Kejadian bermula pada Minggu, 08 Februari 2026 di Kampung Batulayang RT 006/001, Desa Cikaobandung, Jatiluhur, melibatkan Sdr. HN dan Sdr. MRR. Keduanya sepakat menyelesaikan permasalahan secara kekeluargaan pada Senin, 09 Februari 2026 di Mako Polsek Jatiluhur, tanpa paksaan dan difasilitasi aparat Kepolisian.
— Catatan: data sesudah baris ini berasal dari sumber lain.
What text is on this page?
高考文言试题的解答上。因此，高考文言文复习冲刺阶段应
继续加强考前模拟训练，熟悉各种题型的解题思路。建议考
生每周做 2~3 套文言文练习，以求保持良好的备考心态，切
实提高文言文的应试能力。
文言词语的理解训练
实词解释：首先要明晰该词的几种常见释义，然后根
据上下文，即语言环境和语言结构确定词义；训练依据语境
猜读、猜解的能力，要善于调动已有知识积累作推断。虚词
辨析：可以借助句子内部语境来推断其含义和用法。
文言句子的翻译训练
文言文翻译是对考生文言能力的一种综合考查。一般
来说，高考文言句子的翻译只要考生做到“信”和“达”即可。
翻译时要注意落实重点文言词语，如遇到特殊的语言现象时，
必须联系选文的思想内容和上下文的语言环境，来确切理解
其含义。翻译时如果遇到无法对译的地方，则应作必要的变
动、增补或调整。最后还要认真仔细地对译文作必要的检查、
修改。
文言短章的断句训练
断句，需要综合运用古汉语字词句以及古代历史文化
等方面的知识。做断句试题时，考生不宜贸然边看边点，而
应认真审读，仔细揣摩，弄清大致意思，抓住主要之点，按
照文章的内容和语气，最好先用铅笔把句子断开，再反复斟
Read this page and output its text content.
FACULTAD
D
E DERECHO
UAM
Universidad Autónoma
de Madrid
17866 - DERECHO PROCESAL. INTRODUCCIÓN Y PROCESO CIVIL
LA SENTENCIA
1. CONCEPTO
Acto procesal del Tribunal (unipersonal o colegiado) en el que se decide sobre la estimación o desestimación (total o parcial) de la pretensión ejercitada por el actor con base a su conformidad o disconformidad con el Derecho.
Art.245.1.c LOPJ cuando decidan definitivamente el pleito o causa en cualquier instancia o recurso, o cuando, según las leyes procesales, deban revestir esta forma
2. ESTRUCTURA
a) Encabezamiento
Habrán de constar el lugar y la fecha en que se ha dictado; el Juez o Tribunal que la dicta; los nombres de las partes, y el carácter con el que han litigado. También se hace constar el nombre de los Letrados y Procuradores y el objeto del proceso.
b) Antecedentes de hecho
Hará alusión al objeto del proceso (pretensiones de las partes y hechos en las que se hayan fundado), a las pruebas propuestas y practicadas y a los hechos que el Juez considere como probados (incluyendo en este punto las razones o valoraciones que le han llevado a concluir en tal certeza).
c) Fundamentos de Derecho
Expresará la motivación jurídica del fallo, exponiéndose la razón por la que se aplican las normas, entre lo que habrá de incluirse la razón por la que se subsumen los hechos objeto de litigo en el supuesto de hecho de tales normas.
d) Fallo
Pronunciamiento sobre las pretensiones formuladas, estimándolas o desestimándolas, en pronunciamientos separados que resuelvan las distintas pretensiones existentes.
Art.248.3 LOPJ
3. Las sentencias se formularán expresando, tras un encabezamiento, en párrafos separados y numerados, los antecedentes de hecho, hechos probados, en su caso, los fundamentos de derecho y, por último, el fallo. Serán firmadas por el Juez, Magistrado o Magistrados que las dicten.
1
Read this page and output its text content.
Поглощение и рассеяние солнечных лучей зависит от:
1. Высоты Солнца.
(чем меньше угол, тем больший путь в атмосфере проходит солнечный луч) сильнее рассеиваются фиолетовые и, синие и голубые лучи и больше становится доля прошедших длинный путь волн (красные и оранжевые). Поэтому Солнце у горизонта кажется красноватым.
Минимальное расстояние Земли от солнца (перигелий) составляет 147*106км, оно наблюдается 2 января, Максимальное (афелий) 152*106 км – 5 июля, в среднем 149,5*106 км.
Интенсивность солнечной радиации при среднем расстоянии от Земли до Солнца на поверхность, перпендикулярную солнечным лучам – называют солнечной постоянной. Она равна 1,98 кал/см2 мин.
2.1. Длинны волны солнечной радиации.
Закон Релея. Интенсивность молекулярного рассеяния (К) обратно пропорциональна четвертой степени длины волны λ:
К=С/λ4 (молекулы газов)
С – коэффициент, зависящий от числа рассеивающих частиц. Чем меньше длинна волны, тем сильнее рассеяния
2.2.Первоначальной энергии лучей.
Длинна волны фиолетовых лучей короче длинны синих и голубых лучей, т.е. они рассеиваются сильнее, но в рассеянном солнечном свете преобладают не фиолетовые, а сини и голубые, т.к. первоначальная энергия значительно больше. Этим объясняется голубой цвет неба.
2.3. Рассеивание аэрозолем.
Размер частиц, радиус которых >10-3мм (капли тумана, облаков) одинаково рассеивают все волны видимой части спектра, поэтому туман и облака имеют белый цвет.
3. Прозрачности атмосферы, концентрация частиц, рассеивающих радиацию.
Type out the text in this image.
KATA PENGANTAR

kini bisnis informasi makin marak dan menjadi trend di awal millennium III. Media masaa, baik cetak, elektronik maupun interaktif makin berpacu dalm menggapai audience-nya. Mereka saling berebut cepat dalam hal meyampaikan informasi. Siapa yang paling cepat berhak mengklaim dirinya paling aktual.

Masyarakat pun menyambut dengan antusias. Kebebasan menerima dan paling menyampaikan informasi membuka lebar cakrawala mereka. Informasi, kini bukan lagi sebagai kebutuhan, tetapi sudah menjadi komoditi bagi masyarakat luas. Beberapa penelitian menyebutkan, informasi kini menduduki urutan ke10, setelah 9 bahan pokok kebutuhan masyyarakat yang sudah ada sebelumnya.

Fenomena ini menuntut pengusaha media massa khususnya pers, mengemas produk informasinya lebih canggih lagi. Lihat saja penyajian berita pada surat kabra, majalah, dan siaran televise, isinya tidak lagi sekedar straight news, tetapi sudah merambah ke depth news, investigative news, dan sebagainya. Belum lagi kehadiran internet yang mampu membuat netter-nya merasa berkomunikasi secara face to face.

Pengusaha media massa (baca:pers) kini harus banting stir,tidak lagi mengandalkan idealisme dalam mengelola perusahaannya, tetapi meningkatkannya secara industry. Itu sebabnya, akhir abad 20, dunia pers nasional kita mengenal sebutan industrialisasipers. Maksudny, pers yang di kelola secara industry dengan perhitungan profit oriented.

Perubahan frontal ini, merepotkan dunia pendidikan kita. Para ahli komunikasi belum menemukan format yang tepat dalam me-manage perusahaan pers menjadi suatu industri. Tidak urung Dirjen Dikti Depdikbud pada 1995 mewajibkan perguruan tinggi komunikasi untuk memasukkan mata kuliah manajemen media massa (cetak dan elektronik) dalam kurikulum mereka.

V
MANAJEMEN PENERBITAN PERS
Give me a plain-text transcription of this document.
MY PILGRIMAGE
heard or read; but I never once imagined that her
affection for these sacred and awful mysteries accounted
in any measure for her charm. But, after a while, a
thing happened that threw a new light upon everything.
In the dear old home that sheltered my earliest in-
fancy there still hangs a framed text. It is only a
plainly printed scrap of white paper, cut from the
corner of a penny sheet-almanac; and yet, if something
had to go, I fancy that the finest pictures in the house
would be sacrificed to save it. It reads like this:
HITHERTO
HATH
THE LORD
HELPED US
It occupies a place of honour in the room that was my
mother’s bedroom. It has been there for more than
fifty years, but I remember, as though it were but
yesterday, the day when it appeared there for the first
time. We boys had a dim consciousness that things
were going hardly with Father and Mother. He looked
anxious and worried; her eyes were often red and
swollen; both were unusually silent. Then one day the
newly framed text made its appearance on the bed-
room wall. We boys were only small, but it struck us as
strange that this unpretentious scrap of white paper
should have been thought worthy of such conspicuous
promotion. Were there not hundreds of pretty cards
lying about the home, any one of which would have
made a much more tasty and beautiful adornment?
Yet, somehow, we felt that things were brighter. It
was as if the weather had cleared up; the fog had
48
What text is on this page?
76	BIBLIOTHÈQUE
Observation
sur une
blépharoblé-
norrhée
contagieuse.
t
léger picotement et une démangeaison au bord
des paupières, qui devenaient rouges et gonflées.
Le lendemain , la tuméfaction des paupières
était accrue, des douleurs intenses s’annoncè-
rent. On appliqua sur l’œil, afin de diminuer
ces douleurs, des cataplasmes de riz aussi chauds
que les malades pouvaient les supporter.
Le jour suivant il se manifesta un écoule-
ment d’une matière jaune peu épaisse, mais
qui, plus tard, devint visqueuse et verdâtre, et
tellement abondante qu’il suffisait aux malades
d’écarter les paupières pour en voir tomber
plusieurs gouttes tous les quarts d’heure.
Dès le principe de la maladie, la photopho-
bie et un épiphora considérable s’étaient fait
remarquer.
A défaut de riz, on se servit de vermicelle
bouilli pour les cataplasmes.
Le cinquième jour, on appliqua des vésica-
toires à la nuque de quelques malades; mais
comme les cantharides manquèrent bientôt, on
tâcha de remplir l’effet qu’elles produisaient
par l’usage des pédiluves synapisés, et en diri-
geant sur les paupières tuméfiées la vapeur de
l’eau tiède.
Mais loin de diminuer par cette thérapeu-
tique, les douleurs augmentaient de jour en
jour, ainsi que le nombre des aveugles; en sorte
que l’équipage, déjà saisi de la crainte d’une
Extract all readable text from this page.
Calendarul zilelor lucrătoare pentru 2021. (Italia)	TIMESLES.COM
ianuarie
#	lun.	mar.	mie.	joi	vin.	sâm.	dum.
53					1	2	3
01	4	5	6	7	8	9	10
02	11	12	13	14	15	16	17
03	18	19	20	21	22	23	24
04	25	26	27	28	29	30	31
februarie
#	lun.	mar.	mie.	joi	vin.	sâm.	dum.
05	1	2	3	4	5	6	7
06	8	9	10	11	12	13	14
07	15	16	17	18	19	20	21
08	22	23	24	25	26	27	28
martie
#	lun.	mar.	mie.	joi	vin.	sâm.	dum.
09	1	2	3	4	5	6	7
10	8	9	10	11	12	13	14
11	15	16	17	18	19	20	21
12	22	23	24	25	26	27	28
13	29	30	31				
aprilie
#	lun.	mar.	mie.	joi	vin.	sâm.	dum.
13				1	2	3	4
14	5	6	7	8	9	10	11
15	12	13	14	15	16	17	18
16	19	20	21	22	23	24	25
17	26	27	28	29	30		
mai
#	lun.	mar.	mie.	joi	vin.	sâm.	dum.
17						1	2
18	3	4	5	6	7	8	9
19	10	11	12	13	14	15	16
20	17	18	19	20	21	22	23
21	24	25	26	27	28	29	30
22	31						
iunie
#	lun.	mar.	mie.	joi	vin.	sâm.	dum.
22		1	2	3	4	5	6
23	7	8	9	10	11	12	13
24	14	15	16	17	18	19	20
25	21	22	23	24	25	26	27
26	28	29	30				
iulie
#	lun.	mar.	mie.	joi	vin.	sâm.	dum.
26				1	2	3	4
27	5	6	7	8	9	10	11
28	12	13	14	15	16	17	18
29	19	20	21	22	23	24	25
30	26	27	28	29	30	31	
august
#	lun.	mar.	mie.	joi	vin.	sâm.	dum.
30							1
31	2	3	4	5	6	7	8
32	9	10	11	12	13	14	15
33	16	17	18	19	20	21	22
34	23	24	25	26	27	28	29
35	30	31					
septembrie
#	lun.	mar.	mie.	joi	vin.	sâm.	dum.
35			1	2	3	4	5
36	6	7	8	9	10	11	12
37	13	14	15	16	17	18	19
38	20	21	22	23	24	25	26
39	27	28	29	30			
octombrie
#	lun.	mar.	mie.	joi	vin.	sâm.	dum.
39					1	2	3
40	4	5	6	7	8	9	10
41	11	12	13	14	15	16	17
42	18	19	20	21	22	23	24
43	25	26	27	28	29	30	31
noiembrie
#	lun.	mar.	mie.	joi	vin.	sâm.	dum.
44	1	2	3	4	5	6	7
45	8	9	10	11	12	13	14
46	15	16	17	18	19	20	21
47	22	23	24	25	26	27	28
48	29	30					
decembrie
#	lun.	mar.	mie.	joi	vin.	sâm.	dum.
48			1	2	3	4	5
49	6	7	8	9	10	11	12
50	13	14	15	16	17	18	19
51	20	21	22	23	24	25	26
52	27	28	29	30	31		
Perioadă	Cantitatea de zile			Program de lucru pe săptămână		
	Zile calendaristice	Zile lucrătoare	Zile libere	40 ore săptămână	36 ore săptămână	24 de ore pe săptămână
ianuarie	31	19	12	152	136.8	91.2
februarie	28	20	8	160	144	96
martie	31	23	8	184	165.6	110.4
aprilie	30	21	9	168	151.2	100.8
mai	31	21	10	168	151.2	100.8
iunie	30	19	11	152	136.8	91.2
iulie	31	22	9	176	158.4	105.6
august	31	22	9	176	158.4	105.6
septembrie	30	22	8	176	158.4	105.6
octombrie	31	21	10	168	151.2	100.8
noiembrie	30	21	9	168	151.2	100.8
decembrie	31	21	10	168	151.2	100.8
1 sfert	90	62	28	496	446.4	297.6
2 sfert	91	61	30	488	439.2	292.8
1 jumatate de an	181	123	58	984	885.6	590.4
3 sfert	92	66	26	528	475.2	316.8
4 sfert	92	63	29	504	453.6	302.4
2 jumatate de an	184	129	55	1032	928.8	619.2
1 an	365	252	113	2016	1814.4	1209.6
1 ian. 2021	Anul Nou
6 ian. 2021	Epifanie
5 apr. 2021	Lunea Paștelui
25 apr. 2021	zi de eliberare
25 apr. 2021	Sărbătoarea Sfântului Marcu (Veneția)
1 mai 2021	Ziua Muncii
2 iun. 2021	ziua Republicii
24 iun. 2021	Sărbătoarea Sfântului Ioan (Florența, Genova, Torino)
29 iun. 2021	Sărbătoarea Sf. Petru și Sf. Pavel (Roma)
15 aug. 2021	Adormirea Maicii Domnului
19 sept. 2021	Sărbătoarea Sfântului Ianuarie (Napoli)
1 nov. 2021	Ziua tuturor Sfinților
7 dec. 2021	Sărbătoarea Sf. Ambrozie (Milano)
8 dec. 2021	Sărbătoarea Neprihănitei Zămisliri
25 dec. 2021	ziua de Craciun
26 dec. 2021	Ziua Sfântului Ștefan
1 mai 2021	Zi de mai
Kesepakatan yang dicapai meliputi: HN mengakui perbuatannya. Permintaan Maaf: Disampaikan secara tulus kepada korban. Ganti Rugi: Seluruh kerugian materiel korban akan diganti. Janji Tidak Mengulangi: HN berkomitmen tidak mengulangi perbuatan serupa. Tidak Melanjutkan Proses Hukum: Korban setuju masalah diselesaikan secara kekeluargaan.
Pendekatan ini dilakukan untuk meredam potensi konflik lanjutan, menjaga situasi keamanan tetap kondusif, dan menumbuhkan kesadaran hukum di masyarakat. Personel yang terlibat antara lain Aipda Gilman, Bripka Budi, dan Bripka Rizki (Bhabinkamtibmas Desa Cikaobandung).
Hasilnya, situasi di wilayah hukum Polsek Jatiluhur kini aman dan kondusif, serta permasalahan berhasil diselesaikan secara damai. Polres Purwakarta menegaskan perlunya pemantauan lanjutan dan pembinaan preventif agar kesepakatan dijalankan dengan baik.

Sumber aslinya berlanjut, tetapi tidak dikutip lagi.